Redistribution du vivant
Vue sur le massif de l’Aigoual © Jonathan Lenoir

Un groupe de recherche international, financé par la Fondation pour la recherche sur la biodiversité (FRB) à travers son Centre de synthèse et d’analyse sur la biodiversité (Cesab) et impliquant plusieurs chercheurs français, a publié une synthèse bibliographique qui fait le point sur le sujet. Leurs travaux, publiés dans la revue Nature Reviews Earth & Environement, ont montré que seulement 59% des migrations documentées sur terre et dans les océans suivent les directions de migration des isothermes, contre 35% des migrations qui sont orientés dans des directions opposées. En parallèle, le même groupe de recherche a publié dans la revue Global Change Biology, une feuille de route visant à une meilleure prise en compte des caractéristiques fonctionnelles, aussi appelés traits d’histoire de vie, des espèces dans les études cherchant à comprendre la redistribution du vivant face au changement climatique.

Les auteurs montrent notamment, au travers de simulations, que le degré d’exposition au changement climatique affecte différemment la répartition des espèces en fonction de leurs caractéristiques telles que leurs durées de vie et leurs capacités de dispersion, par exemple. Ne pas prendre en compte ces interactions entre traits et environnement peut amener à conclure, à tort, que les traits ne sont pas importants. L’approche par simulation utilisée par les auteurs apparaît prometteuse en formalisant les relations attendues entre traits des espèces, degré d’exposition aux changements climatiques et redistribution des espèces. Par exemple, les auteurs ont montré que le lien entre le changement de répartition des espèces et leurs capacités de dispersion n’était pas linéaire mais asymptotique jusqu’à atteindre la vitesse du réchauffement. Par conséquent, les prochaines études ne devront pas simplement considérer une relation linéaire mais devront explorer d’autres formes de relation qui pourront être définies à partir de simulations. Un autre point clé de la feuille de route proposée par les auteurs est de tenir compte de la richesse des méthodes utilisées dans la littérature scientifique pour documenter les changements d’aire de répartition des espèces car notre capacité à détecter des relations entre traits de vie des espèces et degré d’exposition aux changements climatiques dépend en grande partie de ces variations méthodologiques.

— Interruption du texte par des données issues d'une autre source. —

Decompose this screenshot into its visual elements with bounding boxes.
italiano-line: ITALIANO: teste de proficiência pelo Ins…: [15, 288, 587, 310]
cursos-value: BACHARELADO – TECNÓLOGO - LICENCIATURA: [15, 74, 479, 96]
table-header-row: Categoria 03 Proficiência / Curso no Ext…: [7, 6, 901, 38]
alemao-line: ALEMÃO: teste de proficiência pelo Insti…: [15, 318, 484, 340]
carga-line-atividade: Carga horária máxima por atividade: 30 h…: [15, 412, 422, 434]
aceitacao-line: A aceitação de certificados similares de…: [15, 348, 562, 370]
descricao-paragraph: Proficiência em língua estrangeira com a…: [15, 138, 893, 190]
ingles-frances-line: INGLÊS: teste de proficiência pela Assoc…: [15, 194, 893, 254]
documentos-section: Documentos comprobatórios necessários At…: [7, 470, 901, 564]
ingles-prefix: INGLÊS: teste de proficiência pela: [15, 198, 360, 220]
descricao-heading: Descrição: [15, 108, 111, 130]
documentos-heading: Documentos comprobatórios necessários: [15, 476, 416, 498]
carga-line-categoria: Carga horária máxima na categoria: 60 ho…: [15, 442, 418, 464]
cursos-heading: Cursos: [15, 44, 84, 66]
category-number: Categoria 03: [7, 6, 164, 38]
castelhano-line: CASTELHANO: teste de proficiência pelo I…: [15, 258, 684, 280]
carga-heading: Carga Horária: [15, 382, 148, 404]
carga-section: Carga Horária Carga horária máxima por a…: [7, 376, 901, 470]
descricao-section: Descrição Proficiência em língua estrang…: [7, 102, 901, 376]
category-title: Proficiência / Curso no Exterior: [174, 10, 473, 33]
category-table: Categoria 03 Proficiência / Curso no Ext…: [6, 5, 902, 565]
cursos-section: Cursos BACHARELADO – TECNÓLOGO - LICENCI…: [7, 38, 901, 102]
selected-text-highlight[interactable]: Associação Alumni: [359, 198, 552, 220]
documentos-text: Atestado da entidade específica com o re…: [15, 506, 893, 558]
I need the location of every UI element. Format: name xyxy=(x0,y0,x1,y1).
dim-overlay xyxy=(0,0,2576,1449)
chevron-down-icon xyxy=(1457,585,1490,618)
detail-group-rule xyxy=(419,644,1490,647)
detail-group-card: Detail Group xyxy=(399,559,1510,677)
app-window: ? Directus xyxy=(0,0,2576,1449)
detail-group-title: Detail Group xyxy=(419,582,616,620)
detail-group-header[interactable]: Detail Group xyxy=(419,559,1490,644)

La mise en place de cette feuille de route proposée par les auteurs peut améliorer notre capacité à comprendre la redistribution des espèces et donc à mieux anticiper les conséquences de cette redistribution du vivant sur l’accès aux ressources ou bien sur les risques sanitaires associés.

Source : site Écologie et environnement du CNRS

Références

  • Lawlor, J. A., Comte, L., Grenouillet, G., Lenoir, J., Baecher, J. A., Bandara, R., Bertrand, R., Chen, I., Diamond, S. E., Lancaster, L. T., Moore, N., Murienne, J., Oliveira, B. F., Pecl, G. T., Pinsky, M. L., Rolland, J., Rubenstein, M., Scheffers, B. R., Thompson, L. M.,. . . Sunday, J.  Mechanisms, detection and impacts of species redistributions under climate change. Nature Reviews. Earth & Environment, publié le 18 avril 2024.
  • Comte, L., Bertrand, R., Diamond, S., Lancaster, L. T., Pinsky, M. L., Scheffers, B. R., Baecher, J. A., Bandara, R. M. W. J., Chen, I., Lawlor, J. A., Moore, N. A., Oliveira, B. F., Murienne, J., Rolland, J., Rubenstein, M. A., Sunday, J., Thompson, L. M., Villalobos, F., Weiskopf, S. R., et Lenoir, J. Bringing traits back into the equation : A roadmap to understand species redistribution. Global Change Biology, publié le 13 avril 2024.